MLP-BranchNet: A Deep Learning Architecture with SHAP Explainability for Predicting Student Dropout Rates

Abstract

Student dropout in higher education is a persistent challenge that impacts academic outcomes and institutional performance. Timely identification of at-risk students is crucial for enabling effective interventions. This study introduces MLP-BranchNet: A deep learning architecture with SHAP Explain-ability for predicting student dropout rates. The model utilizes a hybrid branching structure based on Multi-Layer Perceptrons (MLPs), where parallel branches independently learn feature abstractions before being fused into a unified representation. This design enables the model to capture complex, non-linear relationships within institutional datasets effectively.
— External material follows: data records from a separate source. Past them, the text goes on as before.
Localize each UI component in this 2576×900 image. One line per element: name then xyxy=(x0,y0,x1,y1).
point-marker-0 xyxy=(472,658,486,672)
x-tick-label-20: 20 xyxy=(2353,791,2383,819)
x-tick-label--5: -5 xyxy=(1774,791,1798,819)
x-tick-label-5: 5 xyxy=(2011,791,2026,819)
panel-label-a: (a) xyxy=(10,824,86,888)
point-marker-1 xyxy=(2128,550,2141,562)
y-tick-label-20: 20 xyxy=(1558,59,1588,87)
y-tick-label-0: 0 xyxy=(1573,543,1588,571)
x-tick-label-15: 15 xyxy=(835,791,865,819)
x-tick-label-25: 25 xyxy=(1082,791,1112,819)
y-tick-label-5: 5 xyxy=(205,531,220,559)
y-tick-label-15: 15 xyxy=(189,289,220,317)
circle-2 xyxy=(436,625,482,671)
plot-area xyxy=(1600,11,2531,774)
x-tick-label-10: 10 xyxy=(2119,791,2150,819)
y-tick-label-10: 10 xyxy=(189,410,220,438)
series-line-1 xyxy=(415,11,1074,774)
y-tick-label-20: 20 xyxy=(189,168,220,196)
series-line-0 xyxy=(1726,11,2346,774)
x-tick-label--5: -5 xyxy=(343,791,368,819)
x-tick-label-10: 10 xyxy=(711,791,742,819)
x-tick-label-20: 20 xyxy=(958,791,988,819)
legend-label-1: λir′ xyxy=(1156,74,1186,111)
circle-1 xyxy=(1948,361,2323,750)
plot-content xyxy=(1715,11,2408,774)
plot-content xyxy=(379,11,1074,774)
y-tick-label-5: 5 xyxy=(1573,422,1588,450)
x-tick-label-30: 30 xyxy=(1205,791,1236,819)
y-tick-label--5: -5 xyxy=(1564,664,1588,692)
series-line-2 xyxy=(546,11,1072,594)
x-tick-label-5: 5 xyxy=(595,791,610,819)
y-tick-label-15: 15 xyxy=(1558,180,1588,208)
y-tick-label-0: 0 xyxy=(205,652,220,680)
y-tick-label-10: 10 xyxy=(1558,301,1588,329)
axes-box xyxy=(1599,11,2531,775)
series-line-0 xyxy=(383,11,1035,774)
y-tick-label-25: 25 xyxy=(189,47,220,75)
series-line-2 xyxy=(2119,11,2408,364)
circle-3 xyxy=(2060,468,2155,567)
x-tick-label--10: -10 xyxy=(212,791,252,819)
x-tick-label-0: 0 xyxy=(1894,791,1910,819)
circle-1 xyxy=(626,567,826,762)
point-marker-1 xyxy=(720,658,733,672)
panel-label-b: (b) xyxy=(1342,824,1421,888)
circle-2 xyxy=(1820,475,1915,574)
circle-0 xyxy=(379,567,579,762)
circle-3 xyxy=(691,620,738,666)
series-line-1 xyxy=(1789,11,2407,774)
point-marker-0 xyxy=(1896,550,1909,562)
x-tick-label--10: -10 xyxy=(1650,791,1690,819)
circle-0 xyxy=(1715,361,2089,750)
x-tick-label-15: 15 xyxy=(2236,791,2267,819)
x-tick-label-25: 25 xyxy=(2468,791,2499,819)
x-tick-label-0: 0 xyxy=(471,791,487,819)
Following comprehensive preprocessing, including data cleaning, normalization, and exploratory data analysis, MLP-BranchNet was trained and evaluated. The model achieved a test accuracy of 68.5% and a loss of 0.6323, indicating good overall performance. While performance metrics such as precision, recall, and F1-score were promising, they also revealed limitations in detecting actual dropout cases, largely due to class imbalance. SHAP (SHap-ley Additive exPlanations) was employed to interpret feature contributions, achieving a confidence level of 74.28%, thereby enhancing the model’s transparency and trustworthiness. The ROC curve analysis yielded an AUC score of 0.51, suggesting the need for further optimization. An interactive dashboard was also developed to provide real-time visualization of predictions, feature attributions, and risk profiling for institutional stakeholders. This work highlights how interpretable deep learning models, such as MLPBranchNet, can support data-driven strategies in education. Future enhancements will include the integration of resampling techniques, ensemble methods, and domain-aware architectures to better address minority class prediction challenges.